Petit Peuple : Fugui et Laifu (Xuzhou) – De l’utilité des allégories

Fugui et Laifu (Xuzhou) – De l’utilité des allégories

« Félicitations à Monsieur Fugui et Mademoiselle Laifu pour leur mariage ». Les caractères flottent sur l’arche gonflable rouge qui orne temporairement le fronton d’une école maternelle de la ville de Xuzhou, au nord-ouest de la province du Jiangsu. Le mariage d’un membre du personnel ? D’un parent d’élève ? Du maire de cette ville de plus de 9 millions d’habitants ? Du tout. Le mariage des deux lapins de l’école.

Tout est parti d’une remarque d’un enfant – tout juste revenu d’un mariage familial, qui a demandé à son enseignante si les lapins de l’école, Fugui et Laifu, pouvaient eux-aussi se marier. Et bien pourquoi pas ? a-t-elle pensé et l’idée a fait son chemin. Quoi de mieux pour sensibiliser les enfants à la cause animale et aux valeurs de l’amour et de l’engagement que d’organiser un mariage à l’échelle de l’école ? L’idée a plu à la direction, aux parents et aux utilisateurs de Douyin qui ont vu près de 9 millions de fois la vidéo qui en a résulté.

La cérémonie a été pensée dans les moindres détails pour ressembler le plus possible à un mariage humain.
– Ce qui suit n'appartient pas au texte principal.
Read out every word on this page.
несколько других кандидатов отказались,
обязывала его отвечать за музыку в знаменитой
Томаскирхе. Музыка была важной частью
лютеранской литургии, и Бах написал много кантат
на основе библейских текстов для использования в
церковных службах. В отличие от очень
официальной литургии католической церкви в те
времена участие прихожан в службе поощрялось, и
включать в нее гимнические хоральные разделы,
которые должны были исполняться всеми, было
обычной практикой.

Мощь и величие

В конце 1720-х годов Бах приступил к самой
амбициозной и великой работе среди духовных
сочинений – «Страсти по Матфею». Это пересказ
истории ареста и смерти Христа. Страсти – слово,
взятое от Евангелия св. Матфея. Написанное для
Si le marié ne pouvait pas envoyer un cortège de voitures pour venir chercher sa belle, ce sont des jeunes élèves en voitures-pédalo qui ont défilé devant les autres dans la cour de l’école, avec la cage de Laifu – recouverte d’un voile rouge traditionnel – en tête de cortège. L’école a également réalisé deux certificats de mariage en tous points identiques aux vrais. Les enfants ont ensuite pu donner aux mariés des billets de banque qu’ils avaient confectionnés et glissés dans des enveloppes rouges. La fête s’est poursuivie avec un goûter pour trinquer aux heureux mariés et les enfants sont repartis avec un petit sac de friandises à partager.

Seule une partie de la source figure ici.